One of Peter’s chores is to light the hot water system and one day he forgets. He panics. He tries to fill it up with the petrol that goes in the lawnmower, and the laundry room catches fire. Strangely, he doesn’t get beaten for the fire; he gets beaten for stealing food after his stash of crushed, empty cans is discovered hidden behind one of the walls that burns down.

The ‘whole street is family’—both blood relatives and ‘your close people’ whom you would also call aunty and uncle. Aunty Dot lives right next door. Aunty Rosemary lives next door to Dot. Peter’s paternal grandparents still live across the street; Grandma grows lilies in the front garden. His grandparents come over on Sundays for dinner and, while they know Peter has his own room out the back, to them it is just a practical measure in a small house. What they do not know, as they sit there at the table with their son and daughter-in-law and four grandchildren eating ‘a roast and three veggies overcooked to the shithouse’, is that this is the only night of the week that Peter is allowed inside the house, the only time he is given a meal.

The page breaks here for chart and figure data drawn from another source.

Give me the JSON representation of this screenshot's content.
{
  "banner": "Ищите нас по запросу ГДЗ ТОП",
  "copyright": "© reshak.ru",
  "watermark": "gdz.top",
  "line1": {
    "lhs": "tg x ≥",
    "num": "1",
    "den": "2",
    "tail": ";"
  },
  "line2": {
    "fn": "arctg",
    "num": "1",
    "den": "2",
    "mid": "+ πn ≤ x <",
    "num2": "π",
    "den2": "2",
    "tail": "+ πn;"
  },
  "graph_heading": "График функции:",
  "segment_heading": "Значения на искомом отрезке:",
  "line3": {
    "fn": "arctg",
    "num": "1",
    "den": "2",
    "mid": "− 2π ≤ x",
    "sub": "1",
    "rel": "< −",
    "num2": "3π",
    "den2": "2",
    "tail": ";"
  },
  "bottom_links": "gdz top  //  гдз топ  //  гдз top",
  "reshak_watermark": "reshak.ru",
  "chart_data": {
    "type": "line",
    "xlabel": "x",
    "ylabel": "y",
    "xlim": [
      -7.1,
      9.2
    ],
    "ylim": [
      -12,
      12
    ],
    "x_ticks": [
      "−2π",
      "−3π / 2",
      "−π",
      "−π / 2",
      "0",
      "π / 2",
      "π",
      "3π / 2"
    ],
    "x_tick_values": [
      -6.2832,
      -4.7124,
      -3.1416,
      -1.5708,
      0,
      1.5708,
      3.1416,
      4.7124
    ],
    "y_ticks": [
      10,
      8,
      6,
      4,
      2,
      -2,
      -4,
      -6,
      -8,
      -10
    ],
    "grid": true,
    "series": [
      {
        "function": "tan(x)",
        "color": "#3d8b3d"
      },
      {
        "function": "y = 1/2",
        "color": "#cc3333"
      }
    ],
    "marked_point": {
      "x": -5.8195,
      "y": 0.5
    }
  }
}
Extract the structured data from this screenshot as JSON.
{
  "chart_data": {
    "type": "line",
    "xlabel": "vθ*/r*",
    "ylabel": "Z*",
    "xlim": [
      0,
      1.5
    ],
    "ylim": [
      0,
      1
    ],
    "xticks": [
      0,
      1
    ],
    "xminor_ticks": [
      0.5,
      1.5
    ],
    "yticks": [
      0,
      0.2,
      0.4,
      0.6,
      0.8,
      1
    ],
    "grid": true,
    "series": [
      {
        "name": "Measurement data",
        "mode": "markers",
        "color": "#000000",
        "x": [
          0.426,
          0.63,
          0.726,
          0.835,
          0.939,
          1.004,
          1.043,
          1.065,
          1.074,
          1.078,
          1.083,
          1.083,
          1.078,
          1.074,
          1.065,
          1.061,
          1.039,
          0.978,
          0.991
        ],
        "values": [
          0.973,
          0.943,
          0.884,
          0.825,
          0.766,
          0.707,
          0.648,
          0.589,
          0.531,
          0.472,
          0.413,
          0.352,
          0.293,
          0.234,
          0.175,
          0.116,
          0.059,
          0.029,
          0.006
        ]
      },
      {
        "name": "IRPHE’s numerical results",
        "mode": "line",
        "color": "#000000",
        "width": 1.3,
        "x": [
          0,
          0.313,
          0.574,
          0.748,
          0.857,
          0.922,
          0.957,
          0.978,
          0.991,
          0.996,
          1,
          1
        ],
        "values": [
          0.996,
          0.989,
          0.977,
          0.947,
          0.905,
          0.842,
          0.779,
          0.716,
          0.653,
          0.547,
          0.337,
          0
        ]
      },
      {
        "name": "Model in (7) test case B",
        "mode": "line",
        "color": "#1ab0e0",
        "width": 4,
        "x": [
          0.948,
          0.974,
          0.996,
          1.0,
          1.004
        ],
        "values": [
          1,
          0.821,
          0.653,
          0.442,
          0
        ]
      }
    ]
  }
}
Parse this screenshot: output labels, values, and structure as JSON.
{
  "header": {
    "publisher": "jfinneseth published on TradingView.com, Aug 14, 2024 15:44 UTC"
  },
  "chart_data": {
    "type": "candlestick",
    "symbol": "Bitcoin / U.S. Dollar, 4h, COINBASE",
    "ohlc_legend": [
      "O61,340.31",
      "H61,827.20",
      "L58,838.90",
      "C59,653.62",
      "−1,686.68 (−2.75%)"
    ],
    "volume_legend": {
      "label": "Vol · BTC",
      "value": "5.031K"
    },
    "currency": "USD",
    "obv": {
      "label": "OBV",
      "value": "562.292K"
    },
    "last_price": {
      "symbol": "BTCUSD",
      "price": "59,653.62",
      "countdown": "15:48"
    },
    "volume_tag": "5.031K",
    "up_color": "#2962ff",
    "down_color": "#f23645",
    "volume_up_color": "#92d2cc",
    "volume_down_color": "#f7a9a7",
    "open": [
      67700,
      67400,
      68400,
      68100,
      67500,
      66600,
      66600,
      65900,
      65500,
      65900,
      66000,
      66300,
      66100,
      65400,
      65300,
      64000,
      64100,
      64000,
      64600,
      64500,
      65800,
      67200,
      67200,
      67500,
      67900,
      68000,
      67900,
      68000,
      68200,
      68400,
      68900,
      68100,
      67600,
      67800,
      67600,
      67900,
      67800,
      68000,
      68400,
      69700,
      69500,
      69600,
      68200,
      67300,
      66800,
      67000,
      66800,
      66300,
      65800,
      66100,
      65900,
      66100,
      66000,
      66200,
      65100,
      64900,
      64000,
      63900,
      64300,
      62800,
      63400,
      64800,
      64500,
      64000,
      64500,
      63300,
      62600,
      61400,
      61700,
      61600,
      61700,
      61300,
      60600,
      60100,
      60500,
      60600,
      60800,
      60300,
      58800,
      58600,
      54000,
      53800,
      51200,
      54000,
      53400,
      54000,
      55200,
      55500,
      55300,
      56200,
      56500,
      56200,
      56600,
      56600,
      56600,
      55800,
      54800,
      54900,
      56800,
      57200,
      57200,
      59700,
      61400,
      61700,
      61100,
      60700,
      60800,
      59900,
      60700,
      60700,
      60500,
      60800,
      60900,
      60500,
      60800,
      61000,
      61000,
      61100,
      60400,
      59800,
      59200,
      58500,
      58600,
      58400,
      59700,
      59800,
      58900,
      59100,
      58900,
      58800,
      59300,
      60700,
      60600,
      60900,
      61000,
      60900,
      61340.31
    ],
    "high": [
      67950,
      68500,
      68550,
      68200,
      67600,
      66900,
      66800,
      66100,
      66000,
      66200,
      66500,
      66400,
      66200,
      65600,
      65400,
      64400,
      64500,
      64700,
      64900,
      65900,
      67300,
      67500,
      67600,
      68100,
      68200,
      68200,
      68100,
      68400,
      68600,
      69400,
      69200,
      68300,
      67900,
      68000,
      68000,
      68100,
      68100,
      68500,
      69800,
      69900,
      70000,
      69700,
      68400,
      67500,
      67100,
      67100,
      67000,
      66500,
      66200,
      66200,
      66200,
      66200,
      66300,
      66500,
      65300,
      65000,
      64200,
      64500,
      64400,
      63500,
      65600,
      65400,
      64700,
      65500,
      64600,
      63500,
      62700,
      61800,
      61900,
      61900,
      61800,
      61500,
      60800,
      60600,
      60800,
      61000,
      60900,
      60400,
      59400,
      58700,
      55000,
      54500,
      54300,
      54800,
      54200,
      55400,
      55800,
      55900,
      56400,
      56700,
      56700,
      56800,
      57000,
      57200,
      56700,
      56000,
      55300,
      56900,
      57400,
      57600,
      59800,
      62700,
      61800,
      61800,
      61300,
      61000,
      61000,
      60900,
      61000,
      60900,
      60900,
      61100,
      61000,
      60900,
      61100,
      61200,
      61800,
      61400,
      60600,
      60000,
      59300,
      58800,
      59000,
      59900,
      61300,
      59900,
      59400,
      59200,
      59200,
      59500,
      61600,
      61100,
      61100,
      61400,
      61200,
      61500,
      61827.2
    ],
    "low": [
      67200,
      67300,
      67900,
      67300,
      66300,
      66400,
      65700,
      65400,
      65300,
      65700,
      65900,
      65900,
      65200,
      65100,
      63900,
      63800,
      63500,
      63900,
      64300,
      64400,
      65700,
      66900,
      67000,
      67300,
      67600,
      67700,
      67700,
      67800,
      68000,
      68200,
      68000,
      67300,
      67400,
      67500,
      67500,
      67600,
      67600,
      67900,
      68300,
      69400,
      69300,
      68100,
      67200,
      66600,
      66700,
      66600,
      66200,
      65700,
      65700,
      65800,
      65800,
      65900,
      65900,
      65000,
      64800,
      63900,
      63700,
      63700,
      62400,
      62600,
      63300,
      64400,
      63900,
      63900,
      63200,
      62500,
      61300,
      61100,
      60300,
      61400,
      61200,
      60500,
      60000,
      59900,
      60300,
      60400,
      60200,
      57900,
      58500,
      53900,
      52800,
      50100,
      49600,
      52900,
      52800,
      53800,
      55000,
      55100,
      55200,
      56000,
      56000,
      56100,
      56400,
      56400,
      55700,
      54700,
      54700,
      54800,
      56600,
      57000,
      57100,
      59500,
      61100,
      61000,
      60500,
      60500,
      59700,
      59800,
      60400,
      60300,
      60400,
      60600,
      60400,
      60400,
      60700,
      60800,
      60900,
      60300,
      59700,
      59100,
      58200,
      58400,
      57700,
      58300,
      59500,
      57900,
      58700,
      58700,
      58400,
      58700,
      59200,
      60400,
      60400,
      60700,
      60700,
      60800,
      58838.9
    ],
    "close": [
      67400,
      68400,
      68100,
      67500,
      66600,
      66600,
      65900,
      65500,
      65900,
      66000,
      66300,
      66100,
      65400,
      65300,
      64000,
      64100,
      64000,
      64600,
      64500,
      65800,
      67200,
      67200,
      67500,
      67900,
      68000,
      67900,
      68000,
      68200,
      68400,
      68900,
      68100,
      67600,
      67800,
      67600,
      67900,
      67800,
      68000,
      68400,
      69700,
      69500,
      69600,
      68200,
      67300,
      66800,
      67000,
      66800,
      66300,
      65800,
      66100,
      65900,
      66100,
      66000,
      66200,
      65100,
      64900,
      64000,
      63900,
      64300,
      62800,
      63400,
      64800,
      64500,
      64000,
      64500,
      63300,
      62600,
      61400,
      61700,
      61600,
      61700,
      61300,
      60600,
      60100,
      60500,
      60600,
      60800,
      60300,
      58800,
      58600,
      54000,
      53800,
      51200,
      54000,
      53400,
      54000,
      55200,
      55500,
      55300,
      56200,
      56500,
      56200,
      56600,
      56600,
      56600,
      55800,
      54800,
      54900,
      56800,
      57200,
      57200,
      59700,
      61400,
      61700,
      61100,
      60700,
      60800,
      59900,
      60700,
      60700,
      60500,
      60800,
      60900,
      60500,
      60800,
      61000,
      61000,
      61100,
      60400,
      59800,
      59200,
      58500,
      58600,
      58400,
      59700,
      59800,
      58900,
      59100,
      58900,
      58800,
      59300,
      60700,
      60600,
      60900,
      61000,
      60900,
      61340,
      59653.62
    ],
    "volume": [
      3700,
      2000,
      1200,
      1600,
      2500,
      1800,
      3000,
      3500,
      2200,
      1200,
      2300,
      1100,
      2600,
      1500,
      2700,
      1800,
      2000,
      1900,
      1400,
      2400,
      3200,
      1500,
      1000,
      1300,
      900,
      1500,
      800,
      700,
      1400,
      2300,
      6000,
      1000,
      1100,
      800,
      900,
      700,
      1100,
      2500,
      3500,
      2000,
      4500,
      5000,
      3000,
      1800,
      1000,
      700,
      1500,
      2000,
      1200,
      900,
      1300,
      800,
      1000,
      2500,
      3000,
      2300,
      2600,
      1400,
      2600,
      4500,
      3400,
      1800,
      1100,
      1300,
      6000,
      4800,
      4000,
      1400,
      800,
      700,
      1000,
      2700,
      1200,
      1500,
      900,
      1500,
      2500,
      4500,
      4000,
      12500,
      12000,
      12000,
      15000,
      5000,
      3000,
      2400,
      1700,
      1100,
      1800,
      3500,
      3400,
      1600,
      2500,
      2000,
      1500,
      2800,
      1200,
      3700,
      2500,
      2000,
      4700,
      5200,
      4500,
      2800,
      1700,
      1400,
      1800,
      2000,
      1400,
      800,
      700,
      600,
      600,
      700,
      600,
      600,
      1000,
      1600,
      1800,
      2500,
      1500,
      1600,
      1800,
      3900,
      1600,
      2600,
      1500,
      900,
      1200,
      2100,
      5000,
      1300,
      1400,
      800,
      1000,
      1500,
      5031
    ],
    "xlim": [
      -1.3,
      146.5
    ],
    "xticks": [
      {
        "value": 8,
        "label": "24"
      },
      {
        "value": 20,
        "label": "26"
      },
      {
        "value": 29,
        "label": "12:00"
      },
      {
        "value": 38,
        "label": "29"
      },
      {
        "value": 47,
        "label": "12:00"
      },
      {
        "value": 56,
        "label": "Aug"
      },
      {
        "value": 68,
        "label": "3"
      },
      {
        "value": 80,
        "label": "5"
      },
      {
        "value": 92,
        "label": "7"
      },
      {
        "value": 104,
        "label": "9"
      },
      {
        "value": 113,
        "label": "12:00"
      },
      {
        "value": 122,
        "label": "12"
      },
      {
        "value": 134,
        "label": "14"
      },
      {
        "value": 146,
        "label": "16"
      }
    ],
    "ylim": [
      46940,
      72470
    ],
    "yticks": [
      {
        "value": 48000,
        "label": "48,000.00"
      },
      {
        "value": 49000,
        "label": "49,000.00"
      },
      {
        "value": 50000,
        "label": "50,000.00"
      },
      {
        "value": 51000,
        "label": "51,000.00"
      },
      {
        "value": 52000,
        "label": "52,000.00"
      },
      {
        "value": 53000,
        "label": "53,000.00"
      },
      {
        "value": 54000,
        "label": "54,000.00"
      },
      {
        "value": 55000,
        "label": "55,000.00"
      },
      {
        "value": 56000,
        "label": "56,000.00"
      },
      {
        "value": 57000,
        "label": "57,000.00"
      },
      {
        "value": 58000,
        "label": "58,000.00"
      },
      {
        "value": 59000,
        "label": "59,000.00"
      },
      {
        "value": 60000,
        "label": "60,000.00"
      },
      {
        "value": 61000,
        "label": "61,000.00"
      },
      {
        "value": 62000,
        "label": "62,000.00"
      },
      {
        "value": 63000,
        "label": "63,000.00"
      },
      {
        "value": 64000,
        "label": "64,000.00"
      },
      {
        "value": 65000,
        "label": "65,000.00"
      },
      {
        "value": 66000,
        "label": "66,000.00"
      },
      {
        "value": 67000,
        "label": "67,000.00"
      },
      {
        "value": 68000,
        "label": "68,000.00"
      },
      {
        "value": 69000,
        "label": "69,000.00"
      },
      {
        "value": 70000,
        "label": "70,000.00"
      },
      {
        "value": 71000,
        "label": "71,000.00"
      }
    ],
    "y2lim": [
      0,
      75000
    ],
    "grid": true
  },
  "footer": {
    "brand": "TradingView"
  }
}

Throughout the year, everyone carries their hard rubbish to the vacant patch of land at the end of the street. Here, as the seasons change, rises an increasingly sprawling pile: the chair missing a leg, nubs of brooms worn down with sweeping, wooden crates missing planks like teeth; all the broken things mixed together to form a jagged accumulation that is monstrous against the night sky, though its parts are as familiar as breathing. And then, on Guy Fawkes Day, it is lit and the children cheer.